I had patients who demonstrated the many attacks to the brain and nervous system. I met a 9 year survivor of non-accident trauma, or child abuse. She was the victim of shaken baby syndrome. She had been stripped of normalcy and she only performed rudimentary functions, but she smiled and laughed abundantly. I worked with a teenage boy who had gone from waterboy of his football team to devastatingly disabled. He was born with hydrocephalus, or too much cerebrospinal fluid in the ventricles of the brain causing increased pressure and suboptimal brain functioning. With the amazing advancements of medical technology, he was given a shunt to divert extra fluid into the abdominal cavity. Late in his teen years, this technology malfunctioned and failed him. He was left without use of his limbs, no speech, no emotion… he sat in his wheel chair free of expression and blinked his eyes spontaneously. His parents sat by his side… with heartache sketched into their faces. Another teenage girl had a hemicraniectomy following intractable seizures. She was slowly learning to re-live with only half of her brain. She sat with an awkward erect posture and walked with a unique bounce. Her personality was skewed, but it was her new norm. Another man was a paraplegic times two! He had his broke his back as a young man in the military, which had left him with a spinal cord injury that prevented him from using anything below the belly button. He became a paraplegic (just at a slightly higher level) again over two decades later after a car accident broke his back again… Now that’s bad luck. I saw him in the hospital just days after his accident and he joked about the event. I laughed along with him, because it was the only thing I could do.
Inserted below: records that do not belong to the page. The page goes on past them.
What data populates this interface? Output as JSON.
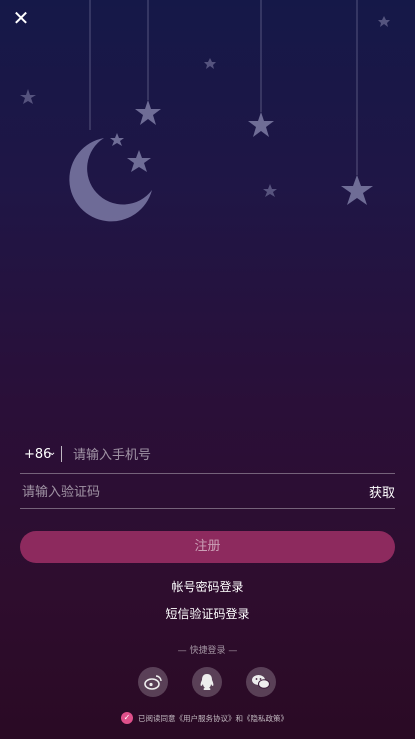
{
  "header": {
    "close_icon": "close-icon"
  },
  "phone": {
    "country_code": "+86",
    "placeholder": "请输入手机号"
  },
  "code": {
    "placeholder": "请输入验证码",
    "get_label": "获取"
  },
  "register_label": "注册",
  "links": {
    "password_login": "帐号密码登录",
    "sms_login": "短信验证码登录"
  },
  "quick_login_label": "— 快捷登录 —",
  "social": [
    {
      "icon": "weibo-icon"
    },
    {
      "icon": "qq-icon"
    },
    {
      "icon": "wechat-icon"
    }
  ],
  "agreement": {
    "text": "已阅读同意《用户服务协议》和《隐私政策》"
  },
  "colors": {
    "accent": "#8d2a5e",
    "check": "#e0508b"
  }
}
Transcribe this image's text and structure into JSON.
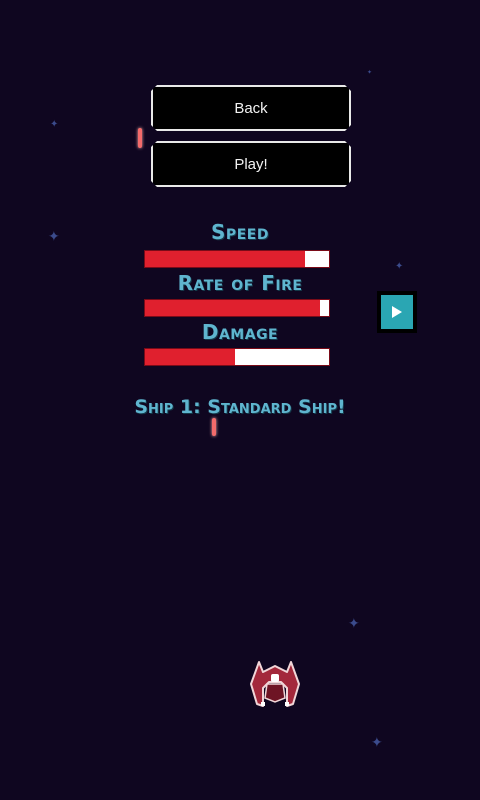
{
  "menu": {
    "back_label": "Back",
    "play_label": "Play!"
  },
  "stats": [
    {
      "label": "Speed",
      "fill": 0.87
    },
    {
      "label": "Rate of Fire",
      "fill": 0.95
    },
    {
      "label": "Damage",
      "fill": 0.49
    }
  ],
  "ship": {
    "name": "Ship 1: Standard Ship!"
  },
  "colors": {
    "background": "#0f0620",
    "label": "#5fb5cf",
    "bar_fill": "#e0202e",
    "bar_empty": "#ffffff",
    "next_button": "#2aa6b3"
  },
  "icons": {
    "next": "play-triangle-icon"
  }
}
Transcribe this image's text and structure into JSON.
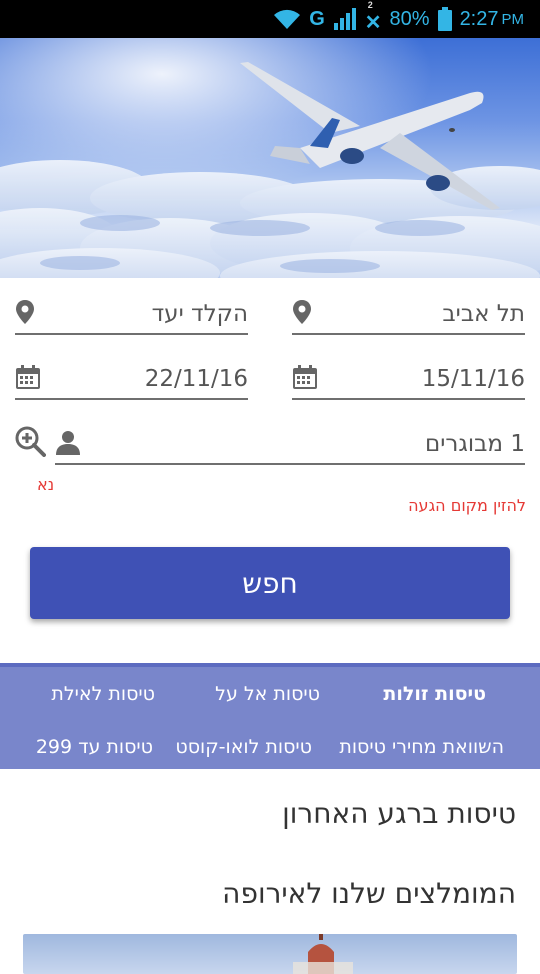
{
  "status": {
    "network": "G",
    "notif_count": "2",
    "battery": "80%",
    "time": "2:27",
    "ampm": "PM"
  },
  "form": {
    "origin": "תל אביב",
    "destination_placeholder": "הקלד יעד",
    "depart_date": "15/11/16",
    "return_date": "22/11/16",
    "passengers": "1 מבוגרים",
    "left_error": "נא",
    "right_error": "להזין מקום הגעה",
    "search_label": "חפש"
  },
  "links": {
    "row1": [
      "טיסות זולות",
      "טיסות אל על",
      "טיסות לאילת"
    ],
    "row2": [
      "השוואת מחירי טיסות",
      "טיסות לואו-קוסט",
      "טיסות עד 299"
    ]
  },
  "sections": {
    "last_minute": "טיסות ברגע האחרון",
    "europe": "המומלצים שלנו לאירופה"
  },
  "colors": {
    "primary": "#3f51b5",
    "links_bg": "#7986cb",
    "error": "#e53935",
    "status_icons": "#33b5e5"
  }
}
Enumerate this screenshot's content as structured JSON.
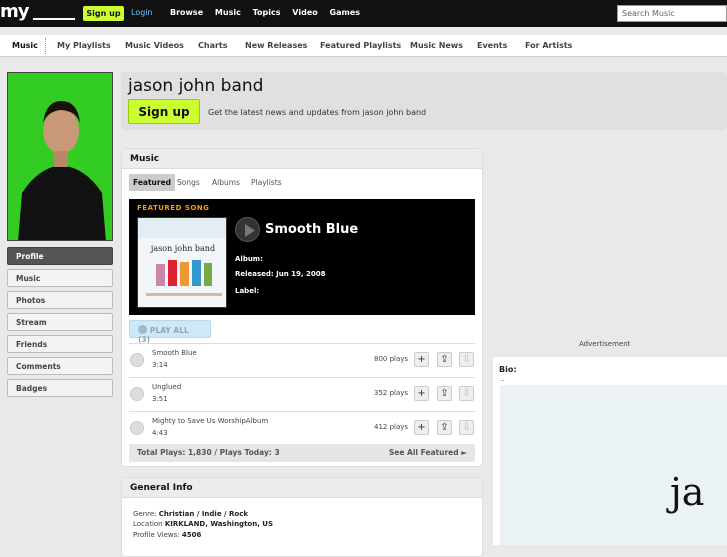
{
  "topbar": {
    "logo": "my",
    "signup": "Sign up",
    "login": "Login",
    "nav": [
      "Browse",
      "Music",
      "Topics",
      "Video",
      "Games"
    ],
    "search_placeholder": "Search Music"
  },
  "subnav": [
    "Music",
    "My Playlists",
    "Music Videos",
    "Charts",
    "New Releases",
    "Featured Playlists",
    "Music News",
    "Events",
    "For Artists"
  ],
  "sidebar": [
    "Profile",
    "Music",
    "Photos",
    "Stream",
    "Friends",
    "Comments",
    "Badges"
  ],
  "header": {
    "band_name": "jason john band",
    "signup": "Sign up",
    "subtitle": "Get the latest news and updates from jason john band"
  },
  "music": {
    "title": "Music",
    "tabs": [
      "Featured",
      "Songs",
      "Albums",
      "Playlists"
    ],
    "featured_label": "FEATURED SONG",
    "album_art_text": "jason john band",
    "song_title": "Smooth Blue",
    "album_label": "Album:",
    "released_label": "Released: Jun 19, 2008",
    "label_label": "Label:",
    "play_all": "PLAY ALL (3)",
    "tracks": [
      {
        "name": "Smooth Blue",
        "time": "3:14",
        "plays": "800 plays"
      },
      {
        "name": "Unglued",
        "time": "3:51",
        "plays": "352 plays"
      },
      {
        "name": "Mighty to Save Us WorshipAlbum",
        "time": "4:43",
        "plays": "412 plays"
      }
    ],
    "totals": "Total Plays: 1,830 / Plays Today: 3",
    "see_all": "See All Featured ►"
  },
  "general_info": {
    "title": "General Info",
    "genre_label": "Genre:",
    "genre": "Christian / Indie / Rock",
    "location_label": "Location",
    "location": "KIRKLAND, Washington, US",
    "views_label": "Profile Views:",
    "views": "4506"
  },
  "right": {
    "ad_label": "Advertisement",
    "bio_label": "Bio:",
    "bio_text": "..",
    "bio_image_text": "ja"
  },
  "colors": {
    "accent": "#ccff33",
    "topbar": "#111111",
    "featured": "#ff9900",
    "link": "#66ccff"
  }
}
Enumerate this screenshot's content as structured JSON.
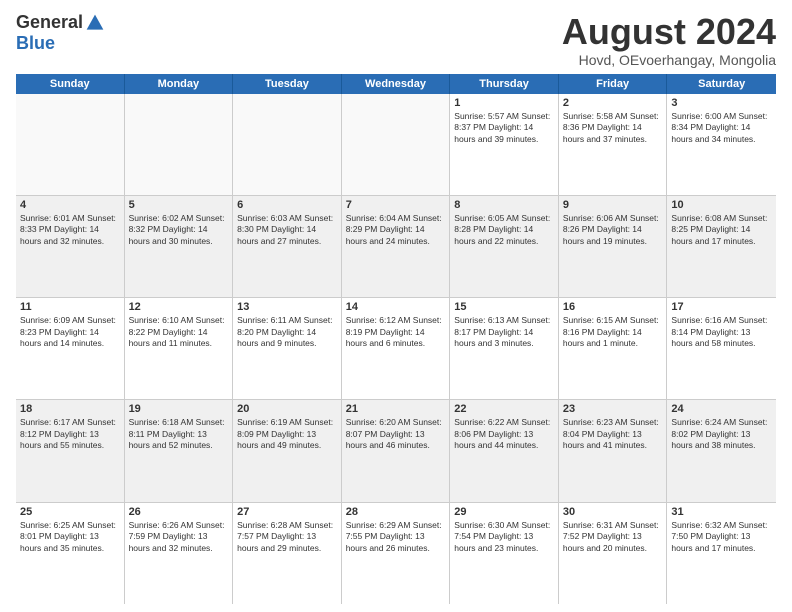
{
  "logo": {
    "general": "General",
    "blue": "Blue"
  },
  "title": "August 2024",
  "subtitle": "Hovd, OEvoerhangay, Mongolia",
  "headers": [
    "Sunday",
    "Monday",
    "Tuesday",
    "Wednesday",
    "Thursday",
    "Friday",
    "Saturday"
  ],
  "weeks": [
    [
      {
        "day": "",
        "text": "",
        "empty": true
      },
      {
        "day": "",
        "text": "",
        "empty": true
      },
      {
        "day": "",
        "text": "",
        "empty": true
      },
      {
        "day": "",
        "text": "",
        "empty": true
      },
      {
        "day": "1",
        "text": "Sunrise: 5:57 AM\nSunset: 8:37 PM\nDaylight: 14 hours\nand 39 minutes."
      },
      {
        "day": "2",
        "text": "Sunrise: 5:58 AM\nSunset: 8:36 PM\nDaylight: 14 hours\nand 37 minutes."
      },
      {
        "day": "3",
        "text": "Sunrise: 6:00 AM\nSunset: 8:34 PM\nDaylight: 14 hours\nand 34 minutes."
      }
    ],
    [
      {
        "day": "4",
        "text": "Sunrise: 6:01 AM\nSunset: 8:33 PM\nDaylight: 14 hours\nand 32 minutes."
      },
      {
        "day": "5",
        "text": "Sunrise: 6:02 AM\nSunset: 8:32 PM\nDaylight: 14 hours\nand 30 minutes."
      },
      {
        "day": "6",
        "text": "Sunrise: 6:03 AM\nSunset: 8:30 PM\nDaylight: 14 hours\nand 27 minutes."
      },
      {
        "day": "7",
        "text": "Sunrise: 6:04 AM\nSunset: 8:29 PM\nDaylight: 14 hours\nand 24 minutes."
      },
      {
        "day": "8",
        "text": "Sunrise: 6:05 AM\nSunset: 8:28 PM\nDaylight: 14 hours\nand 22 minutes."
      },
      {
        "day": "9",
        "text": "Sunrise: 6:06 AM\nSunset: 8:26 PM\nDaylight: 14 hours\nand 19 minutes."
      },
      {
        "day": "10",
        "text": "Sunrise: 6:08 AM\nSunset: 8:25 PM\nDaylight: 14 hours\nand 17 minutes."
      }
    ],
    [
      {
        "day": "11",
        "text": "Sunrise: 6:09 AM\nSunset: 8:23 PM\nDaylight: 14 hours\nand 14 minutes."
      },
      {
        "day": "12",
        "text": "Sunrise: 6:10 AM\nSunset: 8:22 PM\nDaylight: 14 hours\nand 11 minutes."
      },
      {
        "day": "13",
        "text": "Sunrise: 6:11 AM\nSunset: 8:20 PM\nDaylight: 14 hours\nand 9 minutes."
      },
      {
        "day": "14",
        "text": "Sunrise: 6:12 AM\nSunset: 8:19 PM\nDaylight: 14 hours\nand 6 minutes."
      },
      {
        "day": "15",
        "text": "Sunrise: 6:13 AM\nSunset: 8:17 PM\nDaylight: 14 hours\nand 3 minutes."
      },
      {
        "day": "16",
        "text": "Sunrise: 6:15 AM\nSunset: 8:16 PM\nDaylight: 14 hours\nand 1 minute."
      },
      {
        "day": "17",
        "text": "Sunrise: 6:16 AM\nSunset: 8:14 PM\nDaylight: 13 hours\nand 58 minutes."
      }
    ],
    [
      {
        "day": "18",
        "text": "Sunrise: 6:17 AM\nSunset: 8:12 PM\nDaylight: 13 hours\nand 55 minutes."
      },
      {
        "day": "19",
        "text": "Sunrise: 6:18 AM\nSunset: 8:11 PM\nDaylight: 13 hours\nand 52 minutes."
      },
      {
        "day": "20",
        "text": "Sunrise: 6:19 AM\nSunset: 8:09 PM\nDaylight: 13 hours\nand 49 minutes."
      },
      {
        "day": "21",
        "text": "Sunrise: 6:20 AM\nSunset: 8:07 PM\nDaylight: 13 hours\nand 46 minutes."
      },
      {
        "day": "22",
        "text": "Sunrise: 6:22 AM\nSunset: 8:06 PM\nDaylight: 13 hours\nand 44 minutes."
      },
      {
        "day": "23",
        "text": "Sunrise: 6:23 AM\nSunset: 8:04 PM\nDaylight: 13 hours\nand 41 minutes."
      },
      {
        "day": "24",
        "text": "Sunrise: 6:24 AM\nSunset: 8:02 PM\nDaylight: 13 hours\nand 38 minutes."
      }
    ],
    [
      {
        "day": "25",
        "text": "Sunrise: 6:25 AM\nSunset: 8:01 PM\nDaylight: 13 hours\nand 35 minutes."
      },
      {
        "day": "26",
        "text": "Sunrise: 6:26 AM\nSunset: 7:59 PM\nDaylight: 13 hours\nand 32 minutes."
      },
      {
        "day": "27",
        "text": "Sunrise: 6:28 AM\nSunset: 7:57 PM\nDaylight: 13 hours\nand 29 minutes."
      },
      {
        "day": "28",
        "text": "Sunrise: 6:29 AM\nSunset: 7:55 PM\nDaylight: 13 hours\nand 26 minutes."
      },
      {
        "day": "29",
        "text": "Sunrise: 6:30 AM\nSunset: 7:54 PM\nDaylight: 13 hours\nand 23 minutes."
      },
      {
        "day": "30",
        "text": "Sunrise: 6:31 AM\nSunset: 7:52 PM\nDaylight: 13 hours\nand 20 minutes."
      },
      {
        "day": "31",
        "text": "Sunrise: 6:32 AM\nSunset: 7:50 PM\nDaylight: 13 hours\nand 17 minutes."
      }
    ]
  ]
}
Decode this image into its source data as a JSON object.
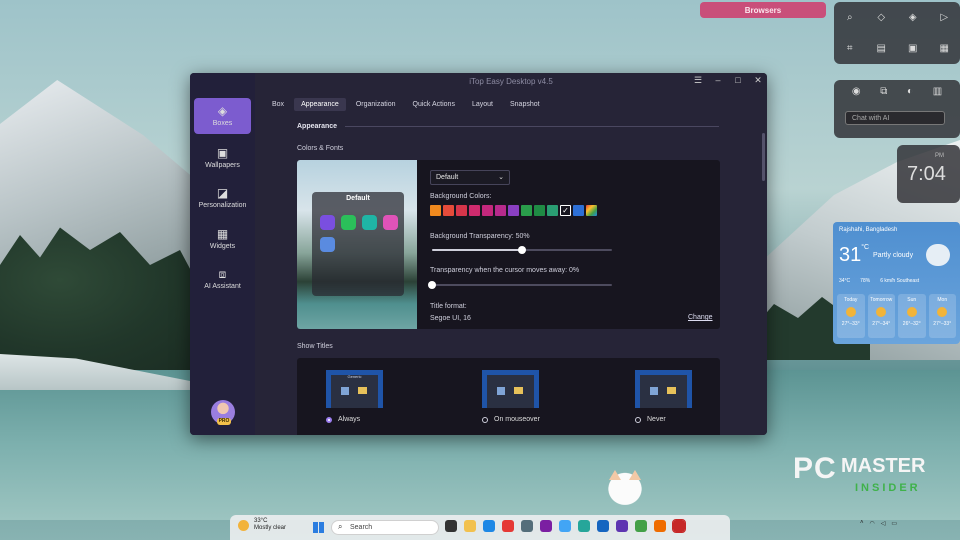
{
  "desktop": {
    "browsers_label": "Browsers",
    "chat_placeholder": "Chat with AI",
    "clock": {
      "ampm": "PM",
      "time": "7:04"
    },
    "weather": {
      "location": "Rajshahi, Bangladesh",
      "temp": "31",
      "unit": "°C",
      "condition": "Partly cloudy",
      "details": [
        "34°C",
        "78%",
        "6 km/h Southeast"
      ],
      "days": [
        {
          "name": "Today",
          "range": "27°–33°"
        },
        {
          "name": "Tomorrow",
          "range": "27°–34°"
        },
        {
          "name": "Sun",
          "range": "26°–32°"
        },
        {
          "name": "Mon",
          "range": "27°–33°"
        }
      ]
    }
  },
  "app": {
    "title": "iTop Easy Desktop v4.5",
    "sidebar": [
      {
        "label": "Boxes",
        "icon": "box-icon"
      },
      {
        "label": "Wallpapers",
        "icon": "image-icon"
      },
      {
        "label": "Personalization",
        "icon": "brush-icon"
      },
      {
        "label": "Widgets",
        "icon": "widgets-icon"
      },
      {
        "label": "AI Assistant",
        "icon": "ai-icon"
      }
    ],
    "pro_badge": "PRO",
    "tabs": [
      "Box",
      "Appearance",
      "Organization",
      "Quick Actions",
      "Layout",
      "Snapshot"
    ],
    "appearance": {
      "section_title": "Appearance",
      "colors_fonts_label": "Colors & Fonts",
      "preview_title": "Default",
      "theme_select": "Default",
      "background_colors_label": "Background Colors:",
      "swatches": [
        "#f0891e",
        "#e54b3a",
        "#d6354a",
        "#cf2b6e",
        "#c4287d",
        "#b72a8c",
        "#8a3fc2",
        "#2a9d4b",
        "#1f8b44",
        "#2a9d72",
        "#selected",
        "#2d6fd6",
        "#multi"
      ],
      "transparency_label": "Background Transparency: 50%",
      "transparency_value": 0.5,
      "cursor_transparency_label": "Transparency when the cursor moves away: 0%",
      "cursor_transparency_value": 0.0,
      "title_format_label": "Title format:",
      "title_format_value": "Segoe UI, 16",
      "change_link": "Change"
    },
    "show_titles": {
      "label": "Show Titles",
      "thumb_title": "Generic",
      "options": [
        {
          "label": "Always",
          "selected": true
        },
        {
          "label": "On mouseover",
          "selected": false
        },
        {
          "label": "Never",
          "selected": false
        }
      ]
    }
  },
  "taskbar": {
    "weather_temp": "33°C",
    "weather_cond": "Mostly clear",
    "search_placeholder": "Search"
  },
  "watermark": {
    "pc": "PC",
    "master": "MASTER",
    "insider": "INSIDER"
  }
}
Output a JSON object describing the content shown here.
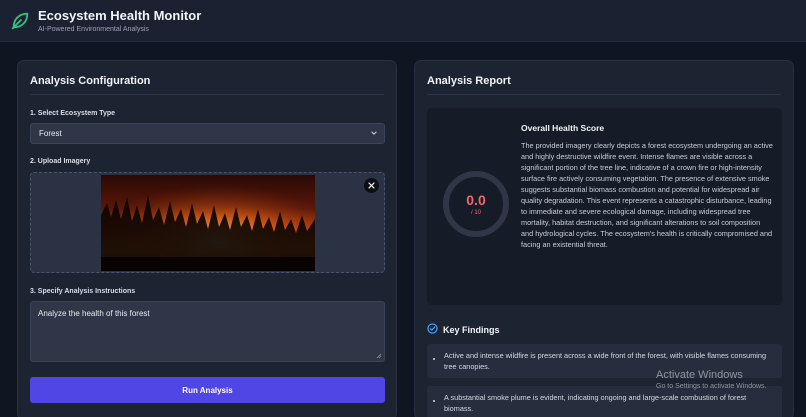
{
  "header": {
    "title": "Ecosystem Health Monitor",
    "subtitle": "AI-Powered Environmental Analysis",
    "logo_icon": "leaf-icon"
  },
  "config": {
    "title": "Analysis Configuration",
    "step1_label": "1. Select Ecosystem Type",
    "ecosystem_value": "Forest",
    "step2_label": "2. Upload Imagery",
    "image_icon": "forest-fire-image",
    "step3_label": "3. Specify Analysis Instructions",
    "instructions_value": "Analyze the health of this forest",
    "run_label": "Run Analysis"
  },
  "report": {
    "title": "Analysis Report",
    "score_title": "Overall Health Score",
    "score_value": "0.0",
    "score_max": "/ 10",
    "score_fraction": 0.0,
    "score_text": "The provided imagery clearly depicts a forest ecosystem undergoing an active and highly destructive wildfire event. Intense flames are visible across a significant portion of the tree line, indicative of a crown fire or high-intensity surface fire actively consuming vegetation. The presence of extensive smoke suggests substantial biomass combustion and potential for widespread air quality degradation. This event represents a catastrophic disturbance, leading to immediate and severe ecological damage, including widespread tree mortality, habitat destruction, and significant alterations to soil composition and hydrological cycles. The ecosystem's health is critically compromised and facing an existential threat.",
    "findings_title": "Key Findings",
    "findings": [
      "Active and intense wildfire is present across a wide front of the forest, with visible flames consuming tree canopies.",
      "A substantial smoke plume is evident, indicating ongoing and large-scale combustion of forest biomass."
    ]
  },
  "watermark": {
    "title": "Activate Windows",
    "subtitle": "Go to Settings to activate Windows."
  },
  "colors": {
    "accent": "#5046e6",
    "score": "#ee6a6a",
    "leaf": "#2ec27e",
    "check": "#4aa8ff"
  }
}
I found that when a patient suffers from neurological trauma, you spend a lot of time also taking care of the patient’s families. A man who I rounded on for several days had slowly been defeated by dementia. He had come to the point where he could no longer speak. He mumbled loudly, writhed in bed, kicked and screamed and was ultimately left alone in the hospital. He had been my patient and each day I visited him he had not improved, but each day his wife sat at his bedside. One morning I went to round on him and he was in the same state, but alone. When I asked the nurse about the wife’s whereabouts, because she liked to be updated on the daily plan, the nurse calmly and simply said, “She left. She said this wasn’t her husband anymore.” I called her on the phone to confirm the story. She had flown back home to be with her family. She had said her goodbyes, and she never planned to return. He had dementia, but they were both defeated. Another man, whose daughters lived at his bedside, had an unusual stroke that involved bilateral Anterior Cerebral Arteries, likely because of an underlying tumor or vascular malformation. The stroke took out both sides of his frontal cortex, the part of the brain that controls impulse, will, personality, executive functioning. The most interesting effect is no motivation. In fact people with this problem are called akinetic mutes. Akinetic- meaning they don’t move not because they can’t, but because they don’t want to. They literally just don’t have the motivation to produce actions. They’re mute for the same reason, they just refuse to speak because they have no desire to. He died… despite his daughters attempts of encouraging him to eat, move, speak, try… One night his heart stopped for no apparent reason.  He died, probably because he no longer had the will to live.

Neurology, Psychiatry, Neurosurgery were all opportunities to recognize the power of the brain, the forces it is capable of, and the fragility that it exudes. Psychiatric diseases permeate the defenseless brain, neurological disease attack without warning, and people and their families learn to live a new life, a life that is often modified and disrupted, but more importantly they learn to live.